Yes, I finally think I am starting to feel a bit better. Maybe that new pill the doc gave me is starting to help me out. I'm not for sure. All I know is sometimes I feel like I'm in a big dark hole and I'm constantly trying to climb out of it. I'm working hard at it though. I realize that I am suffering from depression and menopause and it has been driving me crazy! I am also feeling a lot of anger and resentment about what I had to go through. I don't know why I am having that reaction right now. I went through the whole thing being scared and just dealing with it and doing what I was supposed to do and I thought I handled it pretty well. Now, after it is all over with and I should be very happy that all is well and trust me I am but for some reason I am so pissed off about the whole thing now. The doc says that is normal. I guess so. Hmm..ok...I'm starting to rant again. Maybe I'm not doing as well as I thought...lol. No really, I am. I finally realized I needed to do something, so guess what I did! I went and joined Curves for Women yesterday.

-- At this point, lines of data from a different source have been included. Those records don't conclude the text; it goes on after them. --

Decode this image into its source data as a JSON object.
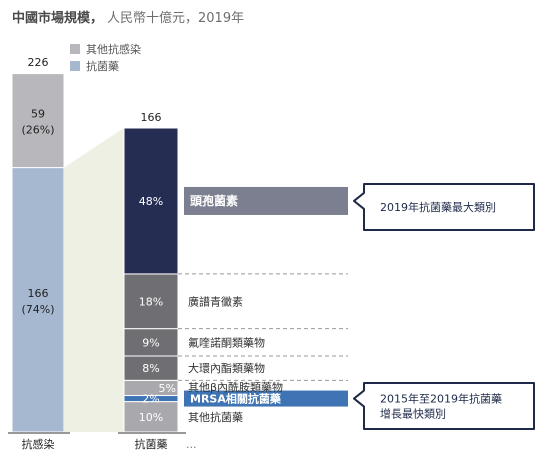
{
  "chart_data": {
    "type": "bar",
    "title": "中國市場規模，",
    "subtitle": "人民幣十億元，2019年",
    "colors": {
      "others": "#b7b7bc",
      "antibacterial": "#a6b8d0",
      "cephalosporin": "#252d52",
      "gray_seg": "#6f6f73",
      "light_seg": "#a8a8ad",
      "mrsa": "#3f74b4",
      "label_band": "#7b7f8f",
      "callout_border": "#1e2a48"
    },
    "legend": [
      {
        "name": "其他抗感染",
        "color": "#b7b7bc"
      },
      {
        "name": "抗菌藥",
        "color": "#a6b8d0"
      }
    ],
    "left_bar": {
      "label": "抗感染",
      "total": 226,
      "total_label": "226",
      "segments": [
        {
          "name": "抗菌藥",
          "value": 166,
          "label_value": "166",
          "label_pct": "(74%)"
        },
        {
          "name": "其他抗感染",
          "value": 59,
          "label_value": "59",
          "label_pct": "(26%)"
        }
      ]
    },
    "right_bar": {
      "label": "抗菌藥",
      "total": 166,
      "total_label": "166",
      "segments": [
        {
          "name": "其他抗菌藥",
          "pct": 10,
          "label": "10%"
        },
        {
          "name": "MRSA相關抗菌藥",
          "pct": 2,
          "label": "2%"
        },
        {
          "name": "其他β內酰胺類藥物",
          "pct": 5,
          "label": "5%"
        },
        {
          "name": "大環內酯類藥物",
          "pct": 8,
          "label": "8%"
        },
        {
          "name": "氟喹諾酮類藥物",
          "pct": 9,
          "label": "9%"
        },
        {
          "name": "廣譜青黴素",
          "pct": 18,
          "label": "18%"
        },
        {
          "name": "頭孢菌素",
          "pct": 48,
          "label": "48%"
        }
      ],
      "more_label": "..."
    },
    "callouts": [
      {
        "text_lines": [
          "2019年抗菌藥最大類別"
        ]
      },
      {
        "text_lines": [
          "2015年至2019年抗菌藥",
          "增長最快類別"
        ]
      }
    ]
  }
}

A workout place! I did my first workout yesterday and I LOVED it!!!! I felt so good afterwards. I felt good the whole rest of the evening. My mind felt clearer and I felt pumped up. Yes, it is a little on the expensive side but for me it is totally worth it. It made me feel good, it is definitely good for my health and maybe just maybe I might even lose a little weight (I have to work on that eating part though). Well, I just wanted to let you know what I have been up to. Did you all know that you are my therapy support group? Well, you are! Love ya all!
Hugs...Robin :)
P.S....I'm heading out the door now for my second workout!